The second issue is whether Pakistan has decided to abandon the struggle
our society has made for decades to abolish child marriage. It is worth
recalling that one of the Quaid-e-Azam’s most notable contributions to
law-making in the subcontinent was his success in 1929 in extending the
scope of the Sarda Bill, whose mover had sought to create restrictions
only on marriages of small Hindu girls, to Muslim girls as well. He was
opposed by almost the entire body of Muslim clergy, except for Maulana
Shibli Nomani. It was as a rejoinder to them that he had declared that
he was answerable only to the voters in his constituency and not to
clerics, and that if these voters were so backward as to disapprove of
restraints on child marriage he would ask them to elect someone else in
his place. In the course of his speech on the Bill he said that he did
not pretend to be an alim or an authority on theology but that during
the 30 years of his fairly active practice he had always understood that
“marriage law had nothing to do with religion as such; that marriage was
a contract according to Muhammadan Law, pure and simple.” He also asked
“whether there is any text which makes it obligatory on Musalmans that
they should get their daughters married before the age of 14,” and
added, “there is no text.”
The defenders of child marriage often argue that girl-brides have the
right to wriggle out of an unwanted marriage when they attain puberty
and before the marriage is consummated. This protection had some meaning
when small girl-brides stayed at parental homes for long periods after
the marriage rites had been performed. There is no protection for a girl
who is handed over to her husband at the age of ten or 12 and her
husband does not wait for her to reach puberty before consummating a
relationship his victim cannot even comprehend.

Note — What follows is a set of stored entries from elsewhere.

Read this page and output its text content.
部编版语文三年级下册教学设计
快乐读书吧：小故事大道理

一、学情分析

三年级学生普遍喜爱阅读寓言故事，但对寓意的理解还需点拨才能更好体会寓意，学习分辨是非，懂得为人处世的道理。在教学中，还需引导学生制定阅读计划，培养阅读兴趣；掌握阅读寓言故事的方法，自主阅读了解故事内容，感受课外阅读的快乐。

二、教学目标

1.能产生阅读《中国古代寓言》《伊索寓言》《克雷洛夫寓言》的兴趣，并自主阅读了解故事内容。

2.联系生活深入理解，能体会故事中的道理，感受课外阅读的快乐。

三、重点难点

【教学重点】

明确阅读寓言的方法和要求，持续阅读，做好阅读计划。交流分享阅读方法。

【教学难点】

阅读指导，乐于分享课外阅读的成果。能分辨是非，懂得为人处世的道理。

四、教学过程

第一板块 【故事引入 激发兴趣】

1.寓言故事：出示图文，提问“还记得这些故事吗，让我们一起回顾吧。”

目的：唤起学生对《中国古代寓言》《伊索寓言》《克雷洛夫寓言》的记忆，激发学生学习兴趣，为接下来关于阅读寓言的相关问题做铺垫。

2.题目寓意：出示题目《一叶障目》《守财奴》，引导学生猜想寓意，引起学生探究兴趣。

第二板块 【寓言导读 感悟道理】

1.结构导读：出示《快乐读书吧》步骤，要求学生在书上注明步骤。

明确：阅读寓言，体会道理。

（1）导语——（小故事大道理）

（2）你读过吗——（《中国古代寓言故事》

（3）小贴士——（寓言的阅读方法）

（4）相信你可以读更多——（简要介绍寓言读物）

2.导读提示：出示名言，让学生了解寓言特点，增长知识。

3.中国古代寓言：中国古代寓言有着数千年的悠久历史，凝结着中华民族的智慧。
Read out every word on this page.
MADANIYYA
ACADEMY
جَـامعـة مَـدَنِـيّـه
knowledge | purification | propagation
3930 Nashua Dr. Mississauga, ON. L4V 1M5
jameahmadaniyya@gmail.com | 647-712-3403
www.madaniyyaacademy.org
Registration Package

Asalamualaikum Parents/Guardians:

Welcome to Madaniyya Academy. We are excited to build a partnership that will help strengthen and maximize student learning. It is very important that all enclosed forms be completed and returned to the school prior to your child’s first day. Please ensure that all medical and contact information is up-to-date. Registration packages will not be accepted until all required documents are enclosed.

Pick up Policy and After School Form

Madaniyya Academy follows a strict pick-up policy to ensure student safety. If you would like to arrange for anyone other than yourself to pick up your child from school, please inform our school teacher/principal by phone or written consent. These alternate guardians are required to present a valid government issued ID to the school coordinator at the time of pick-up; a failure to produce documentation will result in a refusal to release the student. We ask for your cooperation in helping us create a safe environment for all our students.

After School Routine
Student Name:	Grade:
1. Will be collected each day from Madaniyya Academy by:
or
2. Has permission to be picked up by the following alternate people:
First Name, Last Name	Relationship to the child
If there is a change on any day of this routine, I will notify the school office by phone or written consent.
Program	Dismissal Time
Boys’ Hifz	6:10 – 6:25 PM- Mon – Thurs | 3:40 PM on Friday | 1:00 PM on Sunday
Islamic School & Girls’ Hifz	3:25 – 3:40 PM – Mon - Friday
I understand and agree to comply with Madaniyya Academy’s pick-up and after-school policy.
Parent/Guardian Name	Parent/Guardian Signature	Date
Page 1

Quite often girls from poor families are given in marriage to rich old
men and the parents rationalize such marriages by asserting that the
girls will enjoy better life than they could ever hope for at parental
homes. The argument is quite facetious because a well-fed slave is a
slave nonetheless and promise of some comfort is no compensation to a
minor girl’s sexual exploitation or the denial to her of possibilities
of development into a useful member of society.

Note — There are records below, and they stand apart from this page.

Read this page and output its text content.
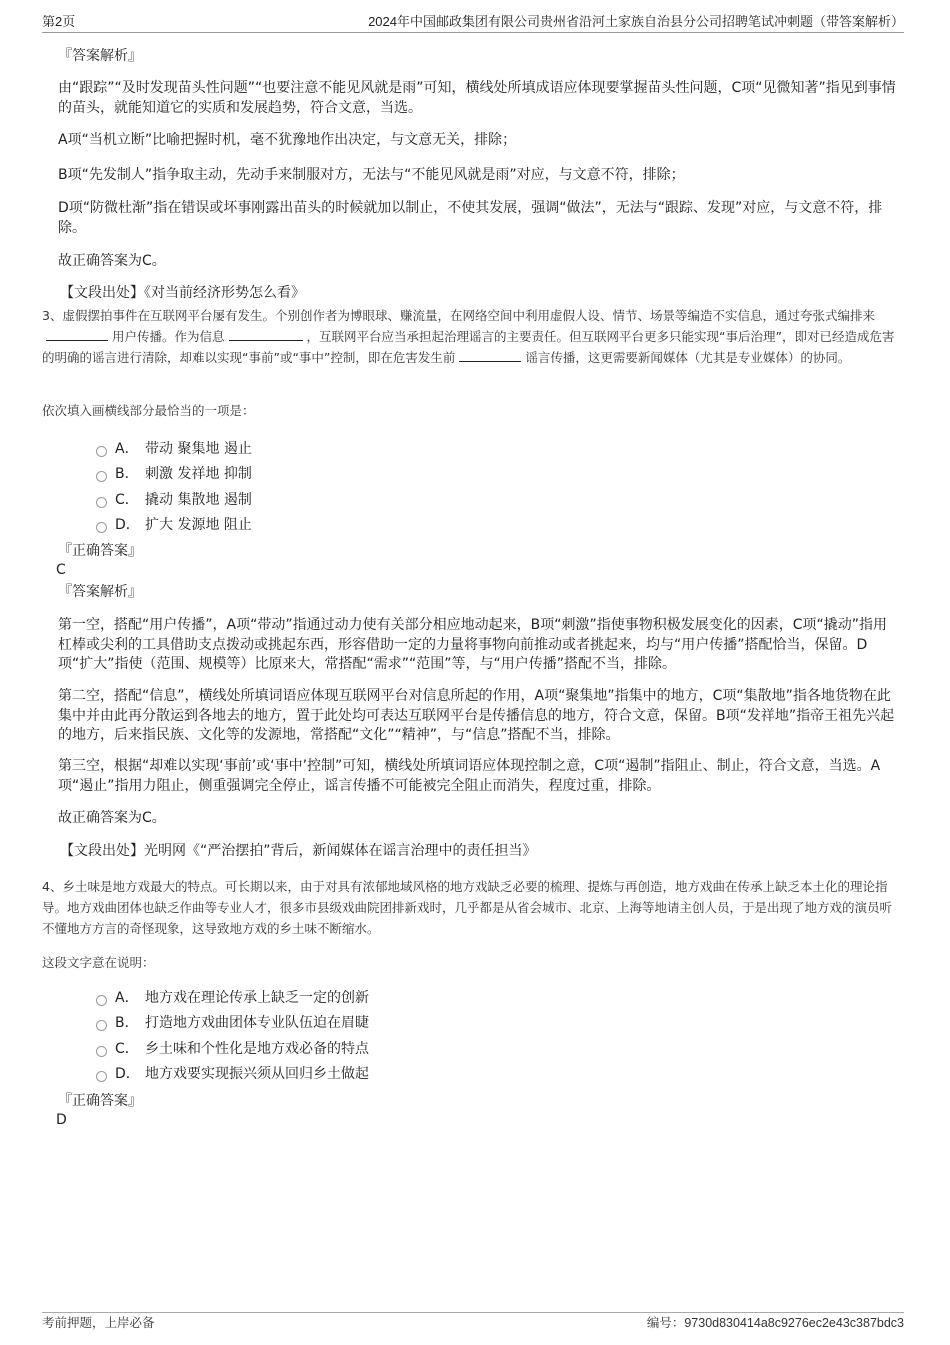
第2页	2024年中国邮政集团有限公司贵州省沿河土家族自治县分公司招聘笔试冲刺题（带答案解析）
『答案解析』
由“跟踪”“及时发现苗头性问题”“也要注意不能见风就是雨”可知，横线处所填成语应体现要掌握苗头性问题，C项“见微知著”指见到事情的苗头，就能知道它的实质和发展趋势，符合文意，当选。
A项“当机立断”比喻把握时机，毫不犹豫地作出决定，与文意无关，排除；
B项“先发制人”指争取主动，先动手来制服对方，无法与“不能见风就是雨”对应，与文意不符，排除；
D项“防微杜渐”指在错误或坏事刚露出苗头的时候就加以制止，不使其发展，强调“做法”，无法与“跟踪、发现”对应，与文意不符，排除。
故正确答案为C。
【文段出处】《对当前经济形势怎么看》
3、虚假摆拍事件在互联网平台屡有发生。个别创作者为博眼球、赚流量，在网络空间中利用虚假人设、情节、场景等编造不实信息，通过夸张式编排来用户传播。作为信息	，互联网平台应当承担起治理谣言的主要责任。但互联网平台更多只能实现“事后治理”，即对已经造成危害的明确的谣言进行清除，却难以实现“事前”或“事中”控制，即在危害发生前	谣言传播，这更需要新闻媒体（尤其是专业媒体）的协同。
依次填入画横线部分最恰当的一项是：
A． 带动 聚集地 遏止
B． 刺激 发祥地 抑制
C． 撬动 集散地 遏制
D． 扩大 发源地 阻止
『正确答案』
C
『答案解析』
第一空，搭配“用户传播”，A项“带动”指通过动力使有关部分相应地动起来，B项“刺激”指使事物积极发展变化的因素，C项“撬动”指用杠棒或尖利的工具借助支点拨动或挑起东西，形容借助一定的力量将事物向前推动或者挑起来，均与“用户传播”搭配恰当，保留。D项“扩大”指使（范围、规模等）比原来大，常搭配“需求”“范围”等，与“用户传播”搭配不当，排除。
第二空，搭配“信息”，横线处所填词语应体现互联网平台对信息所起的作用，A项“聚集地”指集中的地方，C项“集散地”指各地货物在此集中并由此再分散运到各地去的地方，置于此处均可表达互联网平台是传播信息的地方，符合文意，保留。B项“发祥地”指帝王祖先兴起的地方，后来指民族、文化等的发源地，常搭配“文化”“精神”，与“信息”搭配不当，排除。
第三空，根据“却难以实现‘事前’或‘事中’控制”可知，横线处所填词语应体现控制之意，C项“遏制”指阻止、制止，符合文意，当选。A项“遏止”指用力阻止，侧重强调完全停止，谣言传播不可能被完全阻止而消失，程度过重，排除。
故正确答案为C。
【文段出处】光明网《“严治摆拍”背后，新闻媒体在谣言治理中的责任担当》
4、乡土味是地方戏最大的特点。可长期以来，由于对具有浓郁地域风格的地方戏缺乏必要的梳理、提炼与再创造，地方戏曲在传承上缺乏本土化的理论指导。地方戏曲团体也缺乏作曲等专业人才，很多市县级戏曲院团排新戏时，几乎都是从省会城市、北京、上海等地请主创人员，于是出现了地方戏的演员听不懂地方方言的奇怪现象，这导致地方戏的乡土味不断缩水。
这段文字意在说明：
A． 地方戏在理论传承上缺乏一定的创新
B． 打造地方戏曲团体专业队伍迫在眉睫
C． 乡土味和个性化是地方戏必备的特点
D． 地方戏要实现振兴须从回归乡土做起
『正确答案』
D
考前押题，上岸必备	编号：9730d830414a8c9276ec2e43c387bdc3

An important issue in this debate is the assumption that the girl’s
attainment of puberty also means her mental maturity. After all, a woman
is not merely a vehicle for sex and procreation. A girl who starts
performing the functions of a wife at the age of ten or 12 is denied all
possibilities of mental growth. She cannot understand the duties and
rights of a wife, to say nothing of her responsibilities as a mother and
as a member of society. That is why societies that allow child marriages
are denounced for planning under-developed generations.

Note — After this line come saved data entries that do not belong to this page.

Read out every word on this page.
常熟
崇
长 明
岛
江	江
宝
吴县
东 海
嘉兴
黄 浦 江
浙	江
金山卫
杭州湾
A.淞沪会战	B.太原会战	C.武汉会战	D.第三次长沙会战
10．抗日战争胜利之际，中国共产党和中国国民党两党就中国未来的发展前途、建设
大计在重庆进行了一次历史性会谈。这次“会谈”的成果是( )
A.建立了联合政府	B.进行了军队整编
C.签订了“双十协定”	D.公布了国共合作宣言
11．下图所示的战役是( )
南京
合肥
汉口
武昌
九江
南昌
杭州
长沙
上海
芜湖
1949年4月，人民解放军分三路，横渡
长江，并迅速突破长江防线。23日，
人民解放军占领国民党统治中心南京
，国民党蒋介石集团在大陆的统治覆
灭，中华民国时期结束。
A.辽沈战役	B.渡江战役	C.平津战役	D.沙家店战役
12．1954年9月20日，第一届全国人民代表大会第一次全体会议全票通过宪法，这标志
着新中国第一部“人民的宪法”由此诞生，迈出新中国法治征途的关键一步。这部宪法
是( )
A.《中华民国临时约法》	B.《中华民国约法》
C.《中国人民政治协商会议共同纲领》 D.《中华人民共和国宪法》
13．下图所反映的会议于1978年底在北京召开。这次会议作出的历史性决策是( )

That the Pakistani society should be called upon to discuss in the 21st
century the pros and cons of child marriage offers a measure of the
social and intellectual regression that the nation has suffered.
Nevertheless, the urgency of addressing the issue is manifest. Even if
it is difficult to reconstruct religious thought, to borrow an essential
phrase from Iqbal, the possibilities of protecting the rights, including
the right to development, of girls married off at a tender age under the
rule of puberty must be seriously explored.